Winner of the first Peggy Ramsay Play Award, the drama is set in the early 19th century in north-east Scotland, and may come as a surprise to those who know Munro's work either from Bold Girls, her excellent tribute to the spirit of Belfast women, or from Ladybird, Ladybird, her harrowing screenplay about a mother whose children are hauled into care.
In taking a leap back into history, The Maiden Stone seems to suffer at times from a touch of the Howard Barkers, an unfortunate condition that encourages dramatists to transport extreme versions of current problems to a vaguely recreated and thus conveniently malleable period of the past. The play shows you the tragicomic collision between poverty-stricken locals and a touring troupe of English thespians, headed by Frances Tomelty's excellent Harriet. One of the "Barnets of Huddersfield", she eloped with an actor as a teenager and now comes the grande dame even when the company's fortunes reduce them to sleeping in a pig-sty. Munro has apparently based this character's career (on-the-road pregnancies etc) on documentary evidence. But the conditions of such touring remain irritatingly unclear. Why, for example, are they battling through snowy north-east Scotland when a winter tour of the south would be the saner solution?
"Ay, I had a man, a bonny loon... he just tugged the pleasure out of me, like my holy well with laughing...": a good deal of the play is written in the Doric dialect, and at times you feel subtitles would be appropriate. The above speech, one of the intelligible ones, is delivered by Harriet's wet nurse, the formidable tinker Bidie (Carol Ann Crawford). Through her, the story of the maiden stone is re-enacted. Astride a cart pulled by her wild brood of children, she is now the pursuer rather than the pursued, hunting down her diabolic former husband.

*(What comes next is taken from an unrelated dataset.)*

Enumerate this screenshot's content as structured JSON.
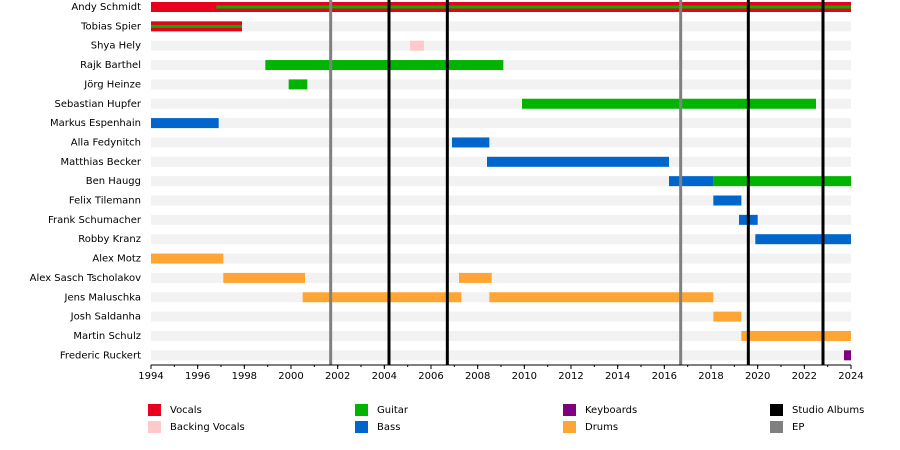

The play's best sections are those where this latter, a mysterious travelling tinker, splendidly performed by Alexander Morton, drives disastrous bargains with other characters. But neither the script nor Matthew Lloyd's vivid production (which also has a Howard Barker-ish feel in its tragic jokiness) convince you that there aren't two plays here masquerading as one. By the end, the girl (Shirley Henderson) earlier seen setting off to be an actress, has slept with the devil, and her baby has been left to die of exposure by Harriet. It's an odd CV, but I think the play wants us to think it will stand her in good stead.